“I grew up in the Adelaide Hills in a place called Cherry Gardens, which is a beautiful part of the world. A lot of my existence was semi-rural because it was a small hobby farm type situation. For me that was a really nice place to grow up; there was no public transport or anything there so you still had to find your own way to school. We had a small little farm of sheep and different animals, that sort of thing.
I had a really deep relationship with my grandfather, he was someone who saw the world in a very positive way and was just a wonderful role model for me. He was someone who worked extremely hard but knew how to find a balance and prioritise the things that are really important, the things in life that money can’t buy. Erin and I had a home at the Clare Valley, but as with lots of country locations, there are often not many options with work. We were looking through jobs; and all of a sudden, we found one on Kangaroo Island. We liked the idea of living on an island and being based here.
Yeah it was very much like it was the right thing to do by the time we got here. Over we came, we haven’t regretted it for one minute, it’s been really special. It’s often hard to explain to people how this place is special. But it really is.
Before I started the job, I came here for an afternoon together with students.
It was so funny because obviously the kids had been prepped that I was coming. I was walking around and every window had kids faces pressed up against it. It was the most surreal feeling. It was hilarious. You could see teachers trying to get kids back into their lessons. It just made me laugh and laugh that I could come and that the kids would get so excited. I have never seen kids get so excited for a principal before in my life. Why would they be?

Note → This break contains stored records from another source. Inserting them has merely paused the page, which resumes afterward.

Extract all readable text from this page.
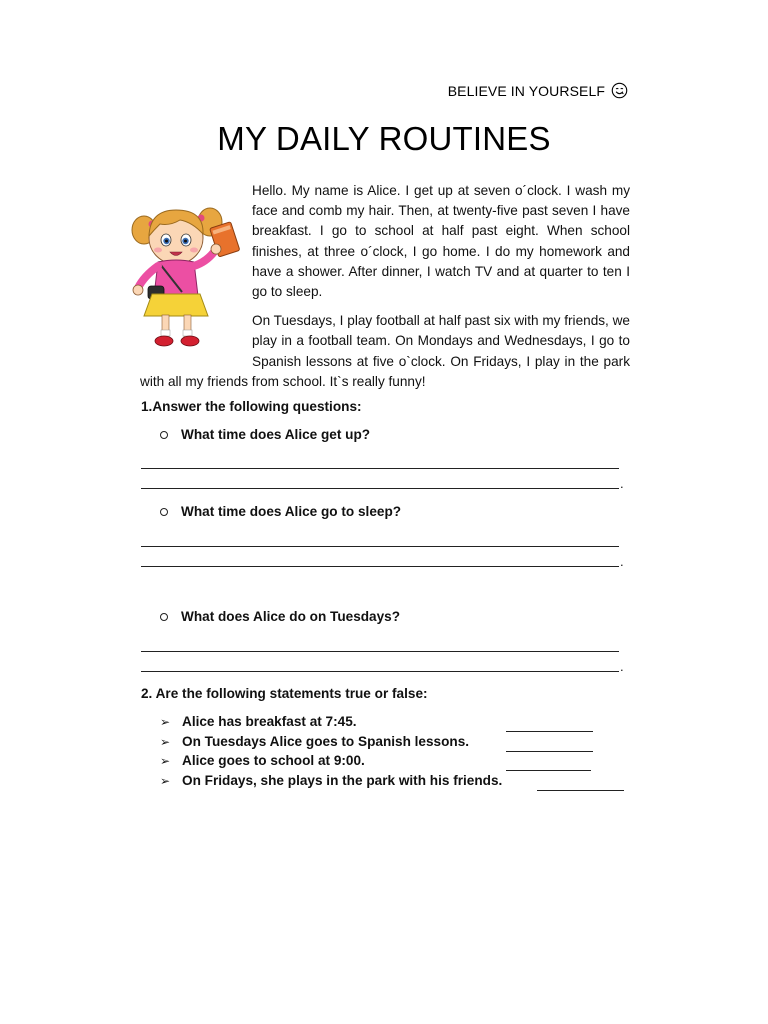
BELIEVE IN YOURSELF
MY DAILY ROUTINES

Hello. My name is Alice. I get up at seven o´clock. I wash my face and comb my hair. Then, at twenty-five past seven I have breakfast. I go to school at half past eight. When school finishes, at three o´clock, I go home. I do my homework and have a shower. After dinner, I watch TV and at quarter to ten I go to sleep.

On Tuesdays, I play football at half past six with my friends, we play in a football team. On Mondays and Wednesdays, I go to Spanish lessons at five o`clock. On Fridays, I play in the park with all my friends from school. It`s really funny!

1.Answer the following questions:
What time does Alice get up?
.
What time does Alice go to sleep?
.
What does Alice do on Tuesdays?
.
2. Are the following statements true or false:
➢ Alice has breakfast at 7:45.
➢ On Tuesdays Alice goes to Spanish lessons.
➢ Alice goes to school at 9:00.
➢ On Fridays, she plays in the park with his friends.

Kids at schools don’t always connect with adults, but it’s one of the lovely things here to see how well the teachers and kids, as well as the other adults in the environment, connect and it is a broader community reflection as well. Everyone is friends, and in many times family as well. Seeing those kids pressing their faces on the glass was one of the most hilarious things and it didn’t matter where I was walking, along the spine or out to the secondary class rooms at Parndana Campus, it was the same. I’ll never forget that. Never had that experience at another school and never will again.”